I read recently this quote: “Grief lasts a lifetime, sympathy does not.”
Long after the Sympathizers have stopped their condolences, stopped their prayers, stopped coming by, stopped remembering, just stopped…you still have your loss…you still have your memories…you are still grieving even though it has been 2 weeks, 2 years, 2 decades, etc… “Grief lasts a lifetime.” This is my truth after all is said and done, after everyone has abandoned and gone their separate ways. I am stuck in a truth of loss and recovery. In the news when a tragedy is being reported either one of these words is used: “rescue” is used when there is the hope of saving a life, “recovery” is used in reference of finding a body. In the newness of my loss, people were quite willing to “rescue” me with words of comfort and their vigilant care. Now, that five years have passed, “recovery” seems to be a vague synonym to “get over it and move on, after all, we have.” While no one wants to be in the pain of grief forever, it would seem “that it is (I hate this phrase) what it is.” It does subside in a way that is inexplicable, but it has a strange life, like a cancer, of reappearing in an underlying, metastasized state. The smile you worked so hard on one day can transform into a reminder of all that once was before smiling became such an effort.
The pain of living as a mother of a dear son whose manner of death has been ruled a suicide is how I seem to define myself to myself and on this blog. No one outside my ‘cyberspace confidants’ has privy to the things I share here unless I allow them in this hallowed territory of Truths. Cyberspace is a vastness that will always be there…like the stars…the universe…the black hole….I envision this text to be like floating debris in a space where it can never be contained but can be summoned just the same by those who know how to draw it to them. Grief itself seems endless and harsh in its unrelenting presence. It is its own black hole.
God knows my truths and those things I omit. I am a careful editor of what needs to be said and what does not. Some days I am tempted to just go berserk and rant to the heavens….and maybe I have done that but even when it looks like I have….I really have not.

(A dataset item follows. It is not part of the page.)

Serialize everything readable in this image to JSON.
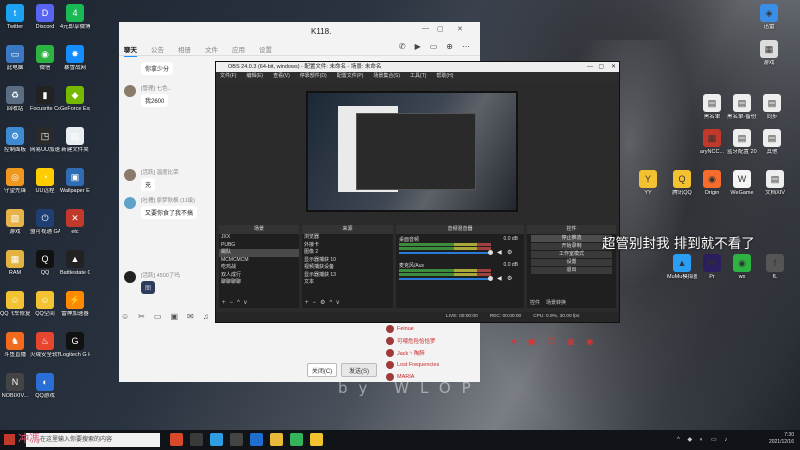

When I spouted off to those who were part of my son’s life and death in a rant they will never read or even hear, I probably could have said so much more. My truth is the absence of my precious son and my words are the tangibleness of what I can no longer have.
My blog, my words, my truth, have weight in their cyber condition. They can touch, they can take on their own life in the heart of another mom, dad, sister, brother who mourn. I can wield my words to execute hope, to offer condolences, to help bear the unbearable, to grieve miserably to an unknown audience, to share my faith and to remember. There is power in the transformation of my truth, as it ebbs and flows, and my willingness to share or not to share it.